The team in which I work has been getting problems with the visual inheritance of the forms in the Java platform.

We want to develop a base JFrame with some controls in it and to have inherited forms from that base JFrame. The designer of the Netbeans 6.1 does not paint the controls of the base form in the inherited ones, so we can´t use it in the way we want. In the execution time the inherited forms are well painted, with the parent´s controls.

The Netbeans designer

Anyone has solved it? Should we change of IDE?

+1  A: 

Just a general comment, not a real answer to your situation - visual components aren't made for inheritance. For example, see the horrible blunder Sun made by inheriting everything from Component- now you have a JList which you can't use .add() on to add items to. Unless you can fulfill the entire super-class contract (and I know only of several classes that can) prefer composition rather than inheritance. Expose the methods you do plan on fulfilling and a "Component getAsComponent()" method with the explicit declaration that the component shouldn't be changed directly. I find that much easier than having to think about "what should I do if someone uses add(JLabel) to my component? or setLayout()?".

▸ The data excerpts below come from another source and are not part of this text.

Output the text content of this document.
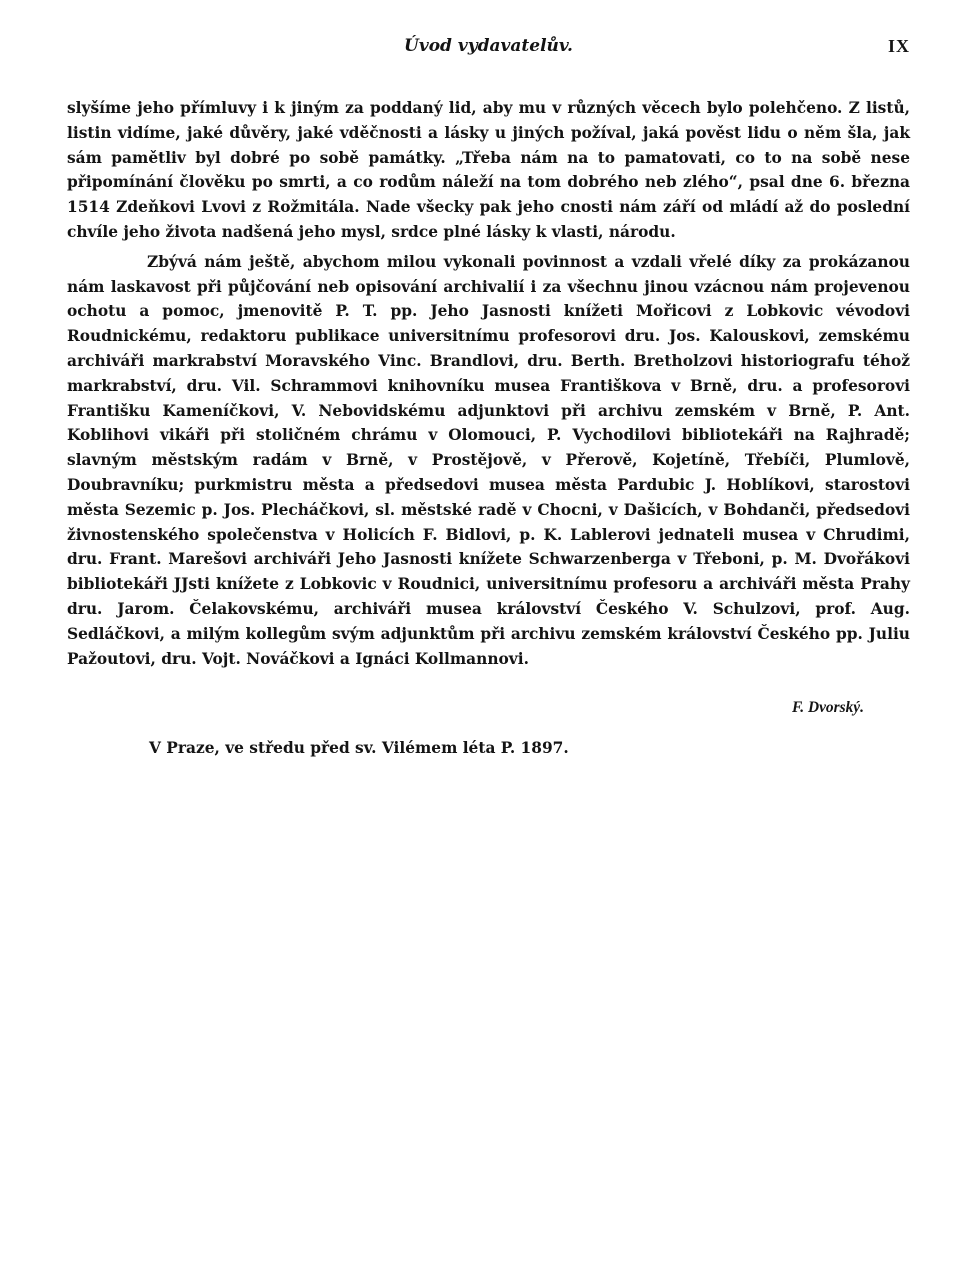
Úvod vydavatelův.	IX

slyšíme jeho přímluvy i k jiným za poddaný lid, aby mu v různých věcech bylo polehčeno. Z listů, listin vidíme, jaké důvěry, jaké vděčnosti a lásky u jiných požíval, jaká pověst lidu o něm šla, jak sám pamětliv byl dobré po sobě památky. „Třeba nám na to pamatovati, co to na sobě nese připomínání člověku po smrti, a co rodům náleží na tom dobrého neb zlého“, psal dne 6. března 1514 Zdeňkovi Lvovi z Rožmitála. Nade všecky pak jeho cnosti nám září od mládí až do poslední chvíle jeho života nadšená jeho mysl, srdce plné lásky k vlasti, národu.

Zbývá nám ještě, abychom milou vykonali povinnost a vzdali vřelé díky za prokázanou nám laskavost při půjčování neb opisování archivalií i za všechnu jinou vzácnou nám projevenou ochotu a pomoc, jmenovitě P. T. pp. Jeho Jasnosti knížeti Mořicovi z Lobkovic vévodovi Roudnickému, redaktoru publikace universitnímu profesorovi dru. Jos. Kalouskovi, zemskému archiváři markrabství Moravského Vinc. Brandlovi, dru. Berth. Bretholzovi historiografu téhož markrabství, dru. Vil. Schrammovi knihovníku musea Františkova v Brně, dru. a profesorovi Františku Kameníčkovi, V. Nebovidskému adjunktovi při archivu zemském v Brně, P. Ant. Koblihovi vikáři při stoličném chrámu v Olomouci, P. Vychodilovi bibliotekáři na Rajhradě; slavným městským radám v Brně, v Prostějově, v Přerově, Kojetíně, Třebíči, Plumlově, Doubravníku; purkmistru města a předsedovi musea města Pardubic J. Hoblíkovi, starostovi města Sezemic p. Jos. Plecháčkovi, sl. městské radě v Chocni, v Dašicích, v Bohdanči, předsedovi živnostenského společenstva v Holicích F. Bidlovi, p. K. Lablerovi jednateli musea v Chrudimi, dru. Frant. Marešovi archiváři Jeho Jasnosti knížete Schwarzenberga v Třeboni, p. M. Dvořákovi bibliotekáři JJsti knížete z Lobkovic v Roudnici, universitnímu profesoru a archiváři města Prahy dru. Jarom. Čelakovskému, archiváři musea království Českého V. Schulzovi, prof. Aug. Sedláčkovi, a milým kollegům svým adjunktům při archivu zemském království Českého pp. Juliu Pažoutovi, dru. Vojt. Nováčkovi a Ignáci Kollmannovi.

F. Dvorský.
V Praze, ve středu před sv. Vilémem léta P. 1897.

Regarding your specific predicament - I'm using JFormDesigner in IntelliJ IDEA but it might apply as well. JFD has a nice way of using the component BeanInfo information (for component named "MyThingy" the info class would be "MyThingyBeanInfo"). Using that class you can define a lot of things for design-time only consumption, along with special painting methods and other niceties.

Ran Biron
+1  A: 

AFAIK, Matisse is not really designed to create inhereted forms. It is designed for composition (i.e. create a custom JComponent and drop it into your Matisse Form).

The form designer does not use the java file to create the form, it uses the "form" file. This does not get inhereted. If you absolutely need to use inheritance (which I would recommend against), then you will need to copy the contents of the "form" file into your child class.

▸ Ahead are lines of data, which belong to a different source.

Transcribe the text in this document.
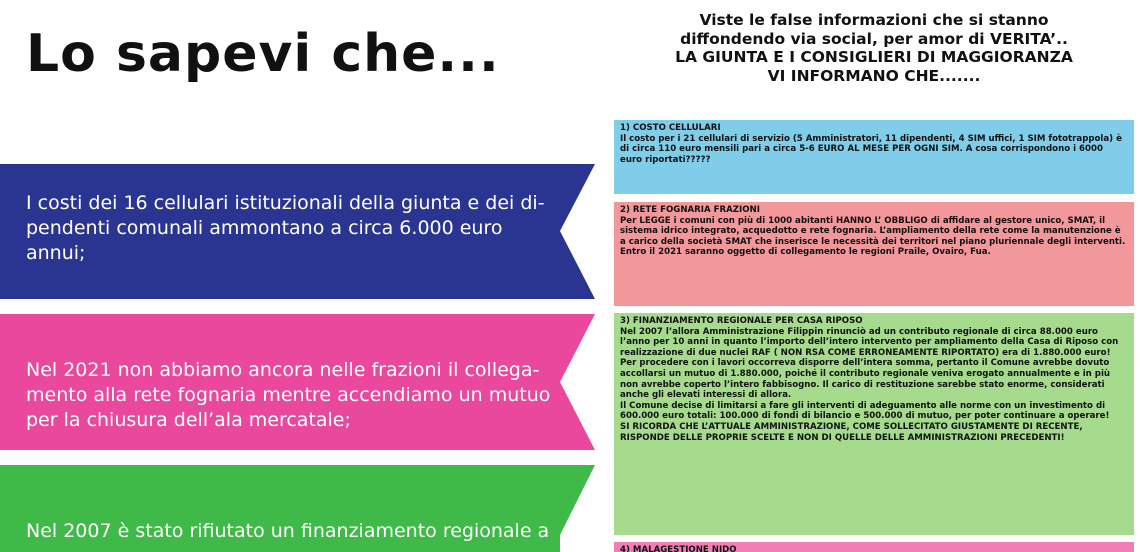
Lo sapevi che...
I costi dei 16 cellulari istituzionali della giunta e dei di-
pendenti comunali ammontano a circa 6.000 euro
annui;
Nel 2021 non abbiamo ancora nelle frazioni il collega-
mento alla rete fognaria mentre accendiamo un mutuo
per la chiusura dell’ala mercatale;
Nel 2007 è stato rifiutato un finanziamento regionale a
Viste le false informazioni che si stanno
diffondendo via social, per amor di VERITA’..
LA GIUNTA E I CONSIGLIERI DI MAGGIORANZA
VI INFORMANO CHE.......
1) COSTO CELLULARI

Il costo per i 21 cellulari di servizio (5 Amministratori, 11 dipendenti, 4 SIM uffici, 1 SIM fototrappola) è di circa 110 euro mensili pari a circa 5-6 EURO AL MESE PER OGNI SIM. A cosa corrispondono i 6000 euro riportati?????

2) RETE FOGNARIA FRAZIONI

Per LEGGE i comuni con più di 1000 abitanti HANNO L’ OBBLIGO di affidare al gestore unico, SMAT, il sistema idrico integrato, acquedotto e rete fognaria. L’ampliamento della rete come la manutenzione è a carico della società SMAT che inserisce le necessità dei territori nel piano pluriennale degli interventi. Entro il 2021 saranno oggetto di collegamento le regioni Praile, Ovairo, Fua.

3) FINANZIAMENTO REGIONALE PER CASA RIPOSO

Nel 2007 l’allora Amministrazione Filippin rinunciò ad un contributo regionale di circa 88.000 euro l’anno per 10 anni in quanto l’importo dell’intero intervento per ampliamento della Casa di Riposo con realizzazione di due nuclei RAF ( NON RSA COME ERRONEAMENTE RIPORTATO) era di 1.880.000 euro! Per procedere con i lavori occorreva disporre dell’intera somma, pertanto il Comune avrebbe dovuto accollarsi un mutuo di 1.880.000, poiché il contributo regionale veniva erogato annualmente e in più non avrebbe coperto l’intero fabbisogno. Il carico di restituzione sarebbe stato enorme, considerati anche gli elevati interessi di allora.

Il Comune decise di limitarsi a fare gli interventi di adeguamento alle norme con un investimento di 600.000 euro totali: 100.000 di fondi di bilancio e 500.000 di mutuo, per poter continuare a operare!

SI RICORDA CHE L’ATTUALE AMMINISTRAZIONE, COME SOLLECITATO GIUSTAMENTE DI RECENTE, RISPONDE DELLE PROPRIE SCELTE E NON DI QUELLE DELLE AMMINISTRAZIONI PRECEDENTI!

4) MALAGESTIONE NIDO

Generally, you should create a custom JPanel of some sort (using Matisse or not) and then drop this form into your JFrame. Any custom code/events that needs to be reused should be attached to the JFrame should be created in beans and then added to the form.

Netbeans 7 is looking at revamping the code-generation of Matisse. I'd suggest putting this in as an enhancement request at www.netbeans.org.

James Schek
A: 

Hi, I have tried this on netbeans 6.7 but I can't see the controls defined on the base Jframe on the sub window class at design time. any idea?